Calculator Inputs
Enter strengths in MPa and densities in g/cm³.
Example Data Table
This table uses the current values after submission, or default values before submission.
| Fiber Volume Fraction (%) | Fiber Weight Fraction (%) | Composite Strength (MPa) | Status |
|---|---|---|---|
| 0 | 0.00 | 35.00 | Example |
| 10 | 14.29 | 346.50 | Example |
| 20 | 27.27 | 658.00 | Example |
| 30 | 39.13 | 969.50 | Example |
| 40 | 50.00 | 1,281.00 | Example |
| 50 | 60.00 | 1,592.50 | Example |
| 60 | 69.23 | 1,904.00 | Example |
Formula Used
Composite longitudinal strength model
σc = ηfσfuVf + σm′(1 − Vf)
Critical fiber volume fraction
Vf,crit = (σmu − σm′) / (ηfσfu − σm′)
Fiber weight fraction conversion
Wf = (Vfρf) / (Vfρf + (1 − Vf)ρm)
The calculator solves the minimum fiber volume fraction where the composite longitudinal strength first matches the matrix strength reference. The fiber efficiency factor accounts for alignment, load transfer, or processing losses. Weight fraction conversion helps compare volume-based design targets with manufacturing data sheets.
How to Use This Calculator
- Enter the fiber ultimate strength in MPa.
- Enter the matrix ultimate strength in MPa.
- Enter the matrix stress at the fiber fracture strain.
- Set the fiber efficiency factor between 0 and 1.
- Enter fiber and matrix densities for weight conversion.
- Enter your planned fiber volume fraction for comparison.
- Press Calculate Now to display results and the graph.
- Use the download buttons to save CSV or PDF output.
Frequently Asked Questions
1) What does critical fiber volume fraction mean?
It is the minimum fiber volume fraction where the composite longitudinal strength matches the chosen matrix strength reference. Below that point, reinforcement may not deliver the expected strength crossover in this simplified model.
2) Why is matrix stress at fiber fracture different from matrix ultimate strength?
The matrix may carry a different stress when the fibers fail than it carries at its own ultimate failure point. Using σm′ improves the strength balance used in many composite strength derivations.
3) What does the fiber efficiency factor represent?
It reduces the ideal fiber contribution to reflect imperfect alignment, discontinuous fibers, processing effects, or less-than-ideal load transfer. A value of 1 means ideal effectiveness in this calculation.
4) Why can the result exceed 100%?
That means the selected material set cannot reach the required crossover within a physical fiber volume range. You may need stronger fibers, better efficiency, or a lower matrix stress term.
5) Does this calculator apply to all composite loading cases?
No. It is best for aligned fibers under longitudinal loading with rule-of-mixtures style assumptions.
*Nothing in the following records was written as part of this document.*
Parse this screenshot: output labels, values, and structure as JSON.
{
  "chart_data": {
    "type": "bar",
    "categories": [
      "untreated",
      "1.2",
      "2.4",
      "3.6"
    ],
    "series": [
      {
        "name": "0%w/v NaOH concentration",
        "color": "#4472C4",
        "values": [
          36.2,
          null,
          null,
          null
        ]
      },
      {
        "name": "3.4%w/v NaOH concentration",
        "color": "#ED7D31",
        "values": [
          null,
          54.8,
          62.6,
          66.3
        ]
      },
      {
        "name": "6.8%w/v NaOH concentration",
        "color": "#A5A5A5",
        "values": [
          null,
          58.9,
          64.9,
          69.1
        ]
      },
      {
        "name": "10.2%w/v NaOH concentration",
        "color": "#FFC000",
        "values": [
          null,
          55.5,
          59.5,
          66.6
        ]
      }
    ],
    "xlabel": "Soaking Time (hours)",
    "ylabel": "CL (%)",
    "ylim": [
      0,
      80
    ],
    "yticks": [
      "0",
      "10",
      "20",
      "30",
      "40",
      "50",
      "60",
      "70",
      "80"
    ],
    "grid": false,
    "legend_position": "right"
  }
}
Transverse loading, woven architectures, nonlinear behavior, and damage evolution need more detailed models.
6) Why include density inputs?
Design targets are often specified in volume fraction, but manufacturing and procurement documents may use weight fraction. Density lets you convert the critical or planned volume fraction into an equivalent fiber weight fraction.
7) How should I choose the design fiber volume fraction?
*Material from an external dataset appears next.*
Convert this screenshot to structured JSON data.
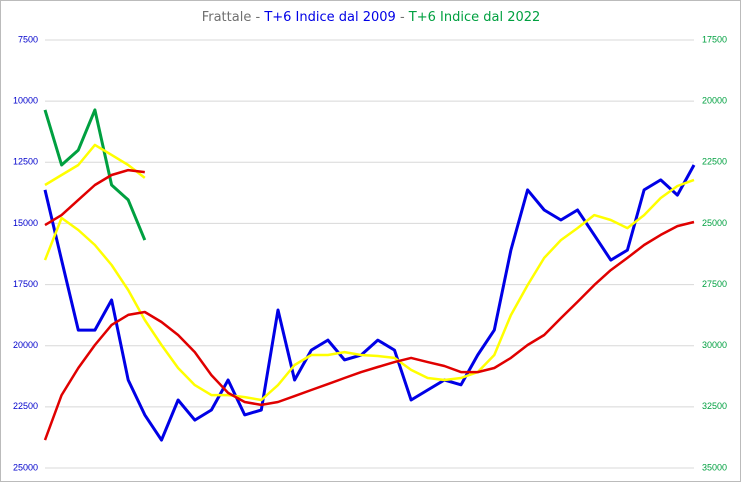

Use your intended layup or processing target. Then compare it with the critical threshold. If the planned value is higher, the model predicts the composite can exceed the matrix strength reference.
8) Can I use this for short fibers?
Yes, cautiously, if the efficiency factor reflects short-fiber limitations. However, detailed short-fiber predictions often need extra terms for critical fiber length, orientation distribution, and interfacial bonding quality.